$\cot^{-1}(\sqrt{\cos α})-\tan^{-1}(\sqrt{\cos α})=x$, then sin x is equal to: 

$\tan^2(\frac{α}{2})$

Given that, $\cot^{-1}(\sqrt{\cos α})-\tan^{-1}(\sqrt{\cos α})=x$  … (i)
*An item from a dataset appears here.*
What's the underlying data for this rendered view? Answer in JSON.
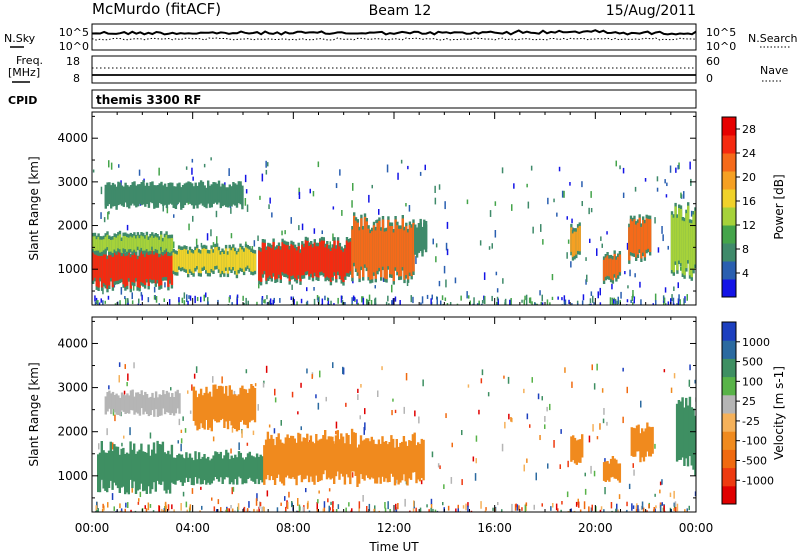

We know that, $\cot^{-1}(\sqrt{\cos α})+\tan^{-1}(\sqrt{\cos α})=\frac{π}{2}$  … (ii) $[∵ \cot^{-1}x+\tan^{-1}x=\frac{π}{2}]$

On adding equations (i) and (ii), we get : $2\cot^{-1}(\sqrt{\cos α})=\frac{π}{2}+x$

$⇒\sqrt{\cos α}=\cot(\frac{π}{4}+\frac{x}{2})⇒\sqrt{\cos α}=\frac{\cot\frac{x}{2}-1}{1+\cot\frac{x}{2}}⇒\sqrt{\cos α}=\frac{\cos\frac{x}{2}-\sin\frac{x}{2}}{\cos\frac{x}{2}+\sin\frac{x}{2}}$

On squaring both sides, we get:

$⇒\cos α=\frac{\cos^2\frac{x}{2}+\sin^2\frac{x}{2}-2\sin\frac{x}{2}\cos\frac{x}{2}}{\cos^2\frac{x}{2}+\sin^2\frac{x}{2}+2\sin\frac{x}{2}\cos\frac{x}{2}}⇒\cos α=\frac{1-\sin x}{1+\sin x}⇒\frac{1-\tan^2\frac{α}{2}}{1+\tan^2\frac{α}{2}}=\frac{1-\sin x}{1+\sin x}$

Applying componendo and dividendo rule, we get: $\sin x=\tan^2(\frac{α}{2})$